For instance, it‘s not credible for us to say: “We’re working hard to stop people from gaming our systems to spread misleading info, buuut if someone pays us to target and force people to see their political ad…well...they can say whatever they want! ??”
— jack ?????? (@jack) October 30, 2019
Dorsey also realized that single-issue advocacy groups could circumvent the candidate-only ads. Think about it: how many times does a group like Planned Parenthood buy ads discouraging people to vote for a pro-life candidate or Everytown for Gun Safety push digital ads in favor of gun control candidates?
We considered stopping only candidate ads, but issue ads present a way to circumvent. Additionally, it isn’t fair for everyone but candidates to buy ads for issues they want to push. So we're stopping these too.
— jack ?????? (@jack) October 30, 2019
We’re well aware we‘re a small part of a much larger political advertising ecosystem. Some might argue our actions today could favor incumbents. But we have witnessed many social movements reach massive scale without any political advertising. I trust this will only grow.
— jack ?????? (@jack) October 30, 2019
In addition, we need more forward-looking political ad regulation (very difficult to do). Ad transparency requirements are progress, but not enough. The internet provides entirely new capabilities, and regulators need to think past the present day to ensure a level playing field.

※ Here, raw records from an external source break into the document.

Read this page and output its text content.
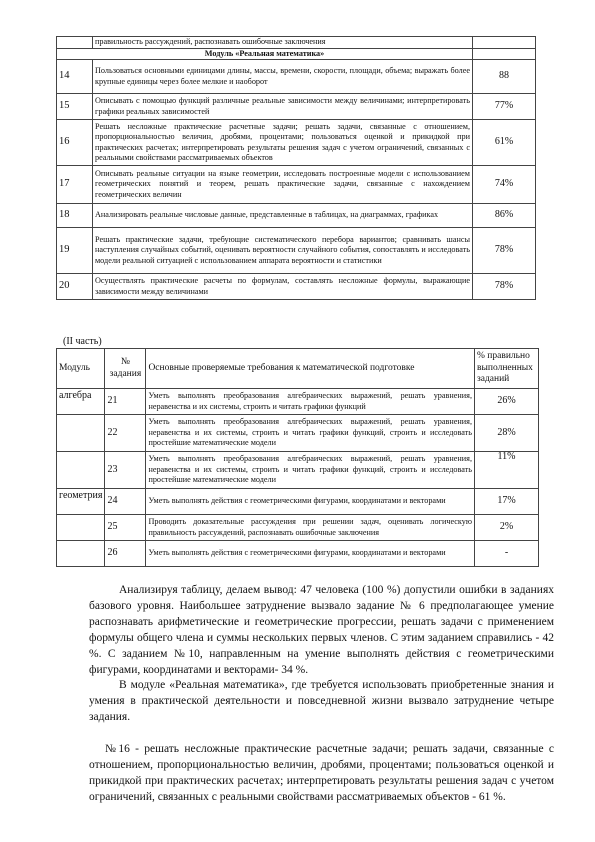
	правильность рассуждений, распознавать ошибочные заключения	
Модуль «Реальная математика»		
14	Пользоваться основными единицами длины, массы, времени, скорости, площади, объема; выражать более крупные единицы через более мелкие и наоборот	88
15	Описывать с помощью функций различные реальные зависимости между величинами; интерпретировать графики реальных зависимостей	77%
16	Решать несложные практические расчетные задачи; решать задачи, связанные с отношением, пропорциональностью величин, дробями, процентами; пользоваться оценкой и прикидкой при практических расчетах; интерпретировать результаты решения задач с учетом ограничений, связанных с реальными свойствами рассматриваемых объектов	61%
17	Описывать реальные ситуации на языке геометрии, исследовать построенные модели с использованием геометрических понятий и теорем, решать практические задачи, связанные с нахождением геометрических величин	74%
18	Анализировать реальные числовые данные, представленные в таблицах, на диаграммах, графиках	86%
19	Решать практические задачи, требующие систематического перебора вариантов; сравнивать шансы наступления случайных событий, оценивать вероятности случайного события, сопоставлять и исследовать модели реальной ситуацией с использованием аппарата вероятности и статистики	78%
20	Осуществлять практические расчеты по формулам, составлять несложные формулы, выражающие зависимости между величинами	78%
(II часть)
Модуль	№ задания	Основные проверяемые требования к математической подготовке	% правильно выполненных заданий
алгебра	21	Уметь выполнять преобразования алгебраических выражений, решать уравнения, неравенства и их системы, строить и читать графики функций	26%
	22	Уметь выполнять преобразования алгебраических выражений, решать уравнения, неравенства и их системы, строить и читать графики функций, строить и исследовать простейшие математические модели	28%
	23	Уметь выполнять преобразования алгебраических выражений, решать уравнения, неравенства и их системы, строить и читать графики функций, строить и исследовать простейшие математические модели	11%
геометрия	24	Уметь выполнять действия с геометрическими фигурами, координатами и векторами	17%
	25	Проводить доказательные рассуждения при решении задач, оценивать логическую правильность рассуждений, распознавать ошибочные заключения	2%
	26	Уметь выполнять действия с геометрическими фигурами, координатами и векторами	-

Анализируя таблицу, делаем вывод: 47 человека (100 %) допустили ошибки в заданиях базового уровня. Наибольшее затруднение вызвало задание № 6 предполагающее умение распознавать арифметические и геометрические прогрессии, решать задачи с применением формулы общего члена и суммы нескольких первых членов. С этим заданием справились - 42 %. С заданием №10, направленным на умение выполнять действия с геометрическими фигурами, координатами и векторами- 34 %.

В модуле «Реальная математика», где требуется использовать приобретенные знания и умения в практической деятельности и повседневной жизни вызвало затруднение четыре задания.

№16 - решать несложные практические расчетные задачи; решать задачи, связанные с отношением, пропорциональностью величин, дробями, процентами; пользоваться оценкой и прикидкой при практических расчетах; интерпретировать результаты решения задач с учетом ограничений, связанных с реальными свойствами рассматриваемых объектов - 61 %.
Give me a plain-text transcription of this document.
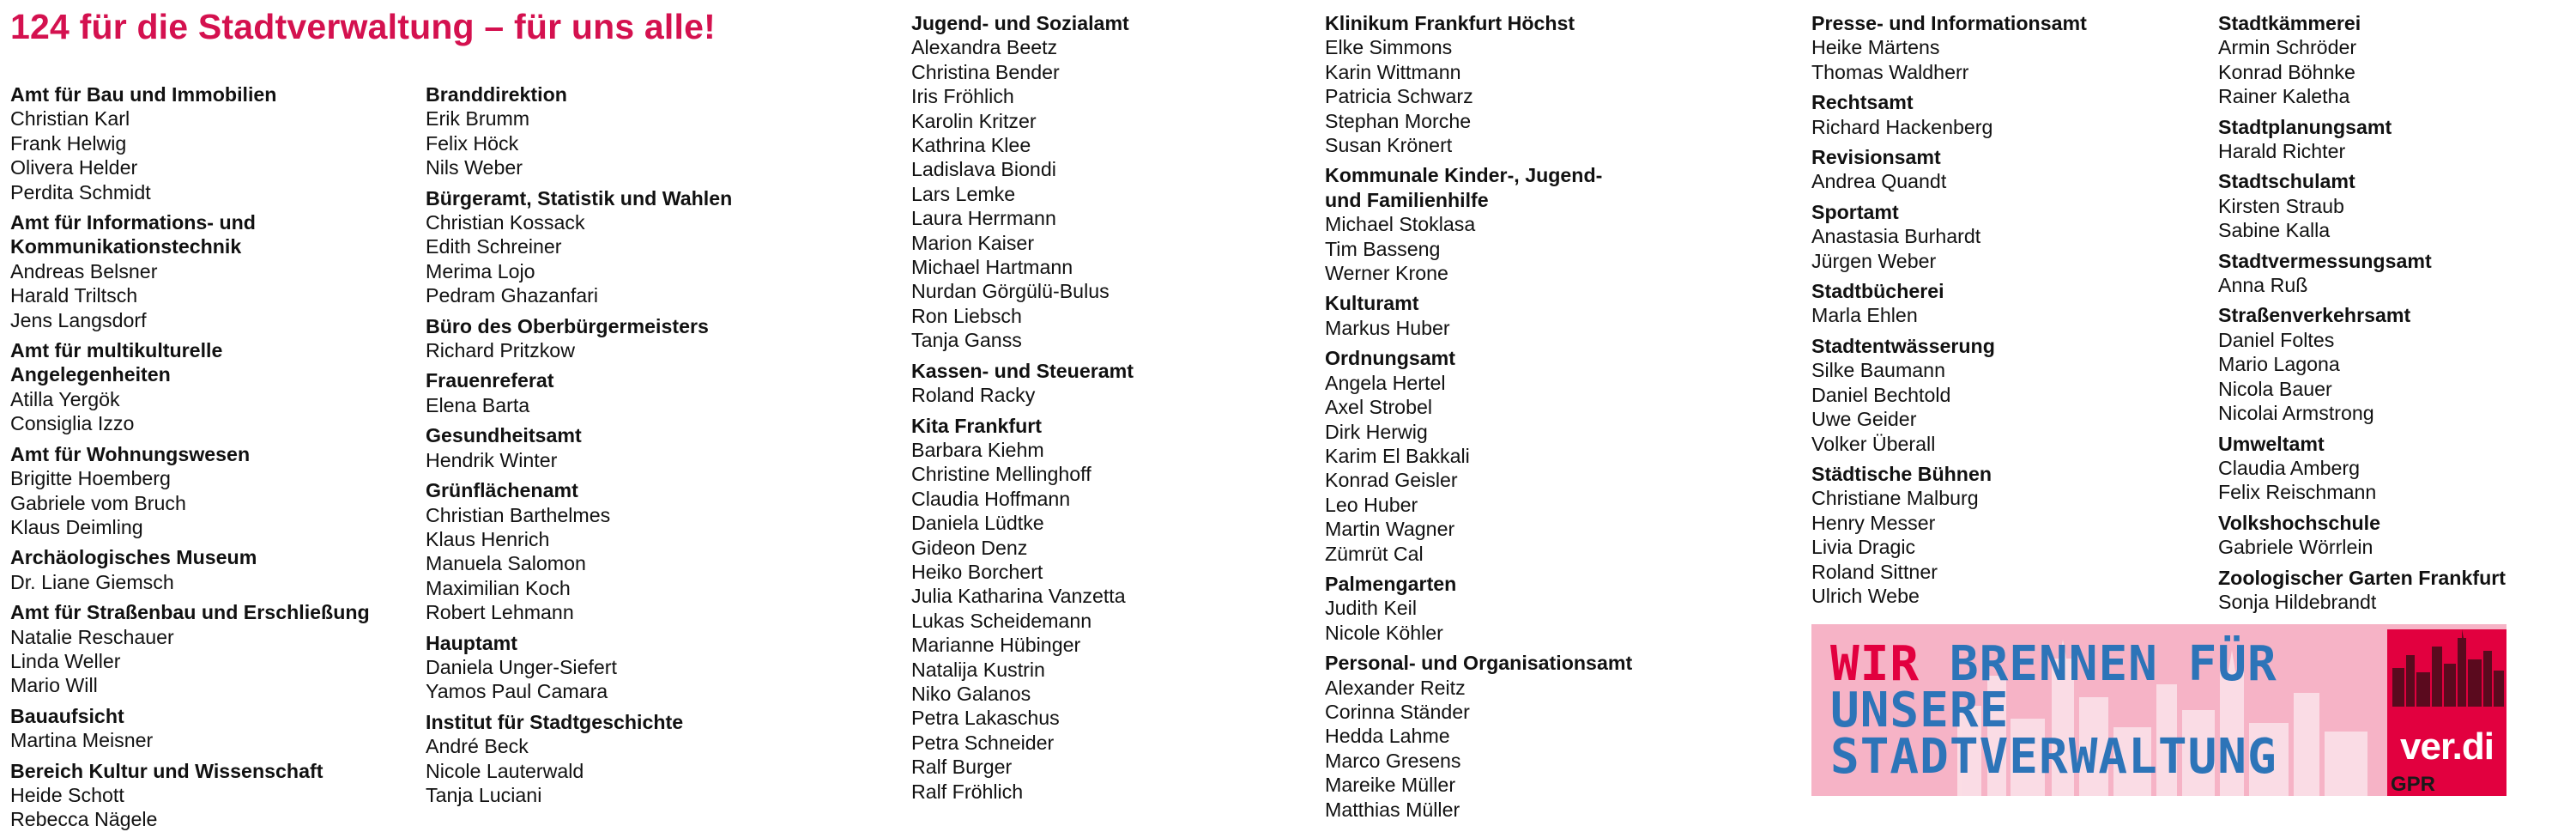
124 für die Stadtverwaltung – für uns alle!
Amt für Bau und Immobilien
Christian Karl
Frank Helwig
Olivera Helder
Perdita Schmidt
Amt für Informations- und
Kommunikationstechnik
Andreas Belsner
Harald Triltsch
Jens Langsdorf
Amt für multikulturelle
Angelegenheiten
Atilla Yergök
Consiglia Izzo
Amt für Wohnungswesen
Brigitte Hoemberg
Gabriele vom Bruch
Klaus Deimling
Archäologisches Museum
Dr. Liane Giemsch
Amt für Straßenbau und Erschließung
Natalie Reschauer
Linda Weller
Mario Will
Bauaufsicht
Martina Meisner
Bereich Kultur und Wissenschaft
Heide Schott
Rebecca Nägele
Branddirektion
Erik Brumm
Felix Höck
Nils Weber
Bürgeramt, Statistik und Wahlen
Christian Kossack
Edith Schreiner
Merima Lojo
Pedram Ghazanfari
Büro des Oberbürgermeisters
Richard Pritzkow
Frauenreferat
Elena Barta
Gesundheitsamt
Hendrik Winter
Grünflächenamt
Christian Barthelmes
Klaus Henrich
Manuela Salomon
Maximilian Koch
Robert Lehmann
Hauptamt
Daniela Unger-Siefert
Yamos Paul Camara
Institut für Stadtgeschichte
André Beck
Nicole Lauterwald
Tanja Luciani
Jugend- und Sozialamt
Alexandra Beetz
Christina Bender
Iris Fröhlich
Karolin Kritzer
Kathrina Klee
Ladislava Biondi
Lars Lemke
Laura Herrmann
Marion Kaiser
Michael Hartmann
Nurdan Görgülü-Bulus
Ron Liebsch
Tanja Ganss
Kassen- und Steueramt
Roland Racky
Kita Frankfurt
Barbara Kiehm
Christine Mellinghoff
Claudia Hoffmann
Daniela Lüdtke
Gideon Denz
Heiko Borchert
Julia Katharina Vanzetta
Lukas Scheidemann
Marianne Hübinger
Natalija Kustrin
Niko Galanos
Petra Lakaschus
Petra Schneider
Ralf Burger
Ralf Fröhlich
Klinikum Frankfurt Höchst
Elke Simmons
Karin Wittmann
Patricia Schwarz
Stephan Morche
Susan Krönert
Kommunale Kinder-, Jugend-
und Familienhilfe
Michael Stoklasa
Tim Basseng
Werner Krone
Kulturamt
Markus Huber
Ordnungsamt
Angela Hertel
Axel Strobel
Dirk Herwig
Karim El Bakkali
Konrad Geisler
Leo Huber
Martin Wagner
Zümrüt Cal
Palmengarten
Judith Keil
Nicole Köhler
Personal- und Organisationsamt
Alexander Reitz
Corinna Ständer
Hedda Lahme
Marco Gresens
Mareike Müller
Matthias Müller
Presse- und Informationsamt
Heike Märtens
Thomas Waldherr
Rechtsamt
Richard Hackenberg
Revisionsamt
Andrea Quandt
Sportamt
Anastasia Burhardt
Jürgen Weber
Stadtbücherei
Marla Ehlen
Stadtentwässerung
Silke Baumann
Daniel Bechtold
Uwe Geider
Volker Überall
Städtische Bühnen
Christiane Malburg
Henry Messer
Livia Dragic
Roland Sittner
Ulrich Webe
Stadtkämmerei
Armin Schröder
Konrad Böhnke
Rainer Kaletha
Stadtplanungsamt
Harald Richter
Stadtschulamt
Kirsten Straub
Sabine Kalla
Stadtvermessungsamt
Anna Ruß
Straßenverkehrsamt
Daniel Foltes
Mario Lagona
Nicola Bauer
Nicolai Armstrong
Umweltamt
Claudia Amberg
Felix Reischmann
Volkshochschule
Gabriele Wörrlein
Zoologischer Garten Frankfurt
Sonja Hildebrandt
WIR BRENNEN FÜR
UNSERE
STADTVERWALTUNG	ver.di
GPR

— jack ?????? (@jack) October 30, 2019
Twitter will release their final plan by the 15th and start enforcing the policy on the 22nd.

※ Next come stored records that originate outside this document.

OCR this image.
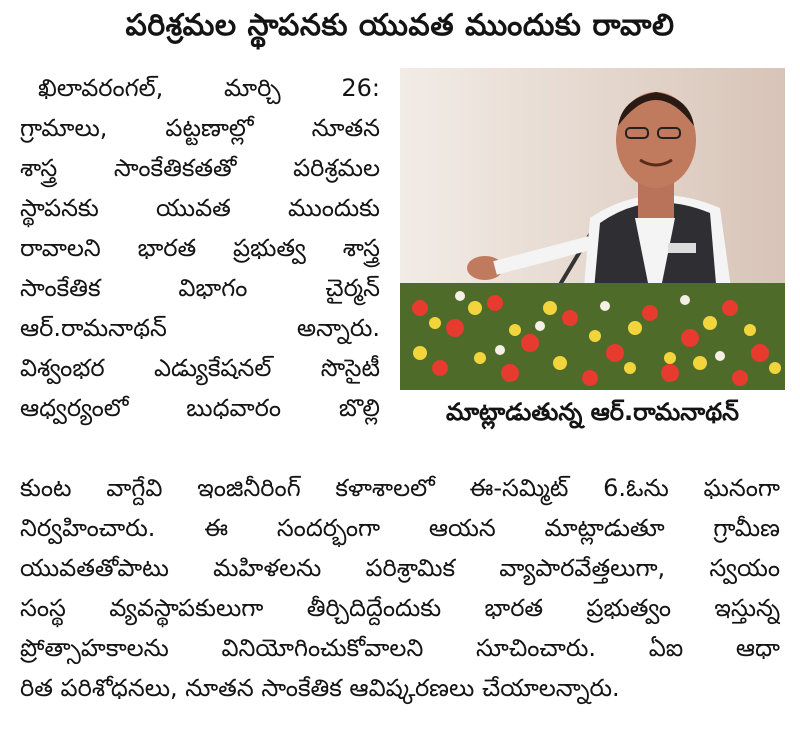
పరిశ్రమల స్థాపనకు యువత ముందుకు రావాలి
ఖిలావరంగల్, మార్చి 26:
గ్రామాలు, పట్టణాల్లో నూతన
శాస్త్ర సాంకేతికతతో పరిశ్రమల
స్థాపనకు యువత ముందుకు
రావాలని భారత ప్రభుత్వ శాస్త్ర
సాంకేతిక విభాగం చైర్మన్
ఆర్.రామనాథన్ అన్నారు.
విశ్వంభర ఎడ్యుకేషనల్ సొసైటీ
ఆధ్వర్యంలో బుధవారం బొల్లి	మాట్లాడుతున్న ఆర్.రామనాథన్
కుంట వాగ్దేవి ఇంజినీరింగ్ కళాశాలలో ఈ-సమ్మిట్ 6.ఓను ఘనంగా
నిర్వహించారు. ఈ సందర్భంగా ఆయన మాట్లాడుతూ గ్రామీణ
యువతతోపాటు మహిళలను పరిశ్రామిక వ్యాపారవేత్తలుగా, స్వయం
సంస్థ వ్యవస్థాపకులుగా తీర్చిదిద్దేందుకు భారత ప్రభుత్వం ఇస్తున్న
ప్రోత్సాహకాలను వినియోగించుకోవాలని సూచించారు. ఏఐ ఆధా
రిత పరిశోధనలు, నూతన సాంకేతిక ఆవిష్కరణలు చేయాలన్నారు.
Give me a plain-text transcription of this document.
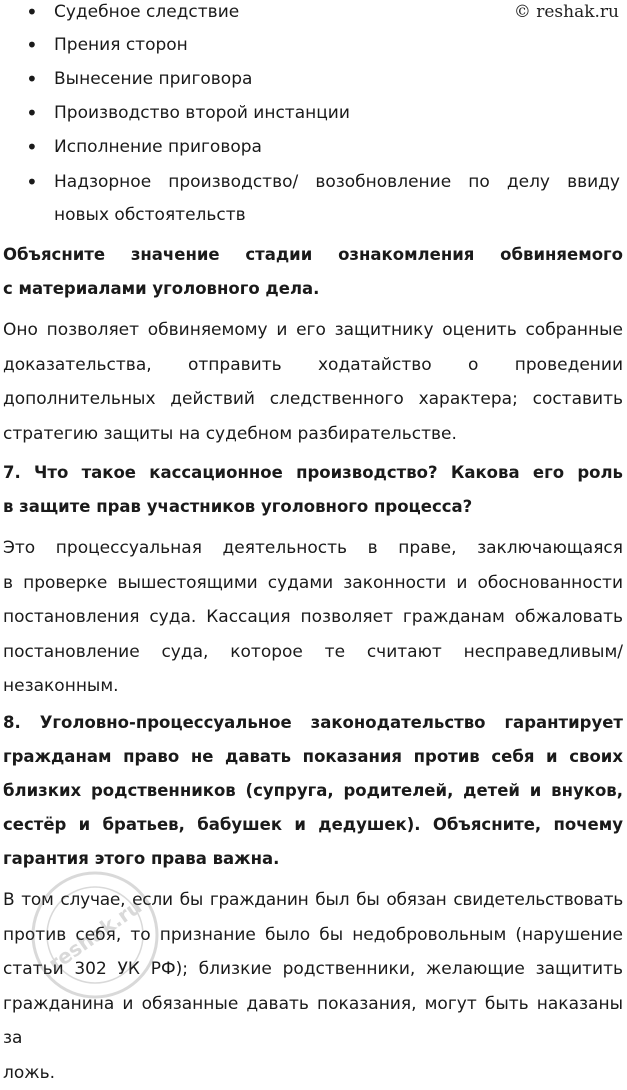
© reshak.ru
• Судебное следствие
• Прения сторон
• Вынесение приговора
• Производство второй инстанции
• Исполнение приговора
• Надзорное производство/ возобновление по делу ввиду
новых обстоятельств
Объясните значение стадии ознакомления обвиняемого
с материалами уголовного дела.
Оно позволяет обвиняемому и его защитнику оценить собранные
доказательства, отправить ходатайство о проведении
дополнительных действий следственного характера; составить
стратегию защиты на судебном разбирательстве.
7. Что такое кассационное производство? Какова его роль
в защите прав участников уголовного процесса?
Это процессуальная деятельность в праве, заключающаяся
в проверке вышестоящими судами законности и обоснованности
постановления суда. Кассация позволяет гражданам обжаловать
постановление суда, которое те считают несправедливым/
незаконным.
8. Уголовно-процессуальное законодательство гарантирует
гражданам право не давать показания против себя и своих
близких родственников (супруга, родителей, детей и внуков,
сестёр и братьев, бабушек и дедушек). Объясните, почему
гарантия этого права важна.
В том случае, если бы гражданин был бы обязан свидетельствовать
против себя, то признание было бы недобровольным (нарушение
статьи 302 УК РФ); близкие родственники, желающие защитить
гражданина и обязанные давать показания, могут быть наказаны за
ложь.
reshak.ru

We’ll share the final policy by 11/15, including a few exceptions (ads in support of voter registration will still be allowed, for instance). We’ll start enforcing our new policy on 11/22 to provide current advertisers a notice period before this change goes into effect.
— jack ?????? (@jack) October 30, 2019
A final note. This isn’t about free expression. This is about paying for reach. And paying to increase the reach of political speech has significant ramifications that today’s democratic infrastructure may not be prepared to handle. It’s worth stepping back in order to address.
— jack ?????? (@jack) October 30, 2019
The social media platform's Chief Financial Officer followed up by saying less than $3 million was spent on political advertising during the 2018 election cycle. It's hard to say just how much money Twitter will be losing as we head into the 2020 presidential campaign. Candidates and political action committees spend far more money during a presidential election than a midterm, meaning Twitter's loses will be greater than last cycle's profits.
Since we are getting questions: This decision was based on principle, not money. As context, we’ve disclosed that political ad spend for the 2018 US midterms was <$3M. There is no change to our Q4 guidance. I am proud to work @twitter! #LoveWhereYouWork https://t.co/U9I0o1woev
— Ned Segal (@nedsegal) October 30, 2019
Twitter's stock dropped more than one percent after Dorsey's announcement was made, CNBC reported.
Democrats praised Twitter's decision.
This is the right thing to do for democracy in America and all over the world.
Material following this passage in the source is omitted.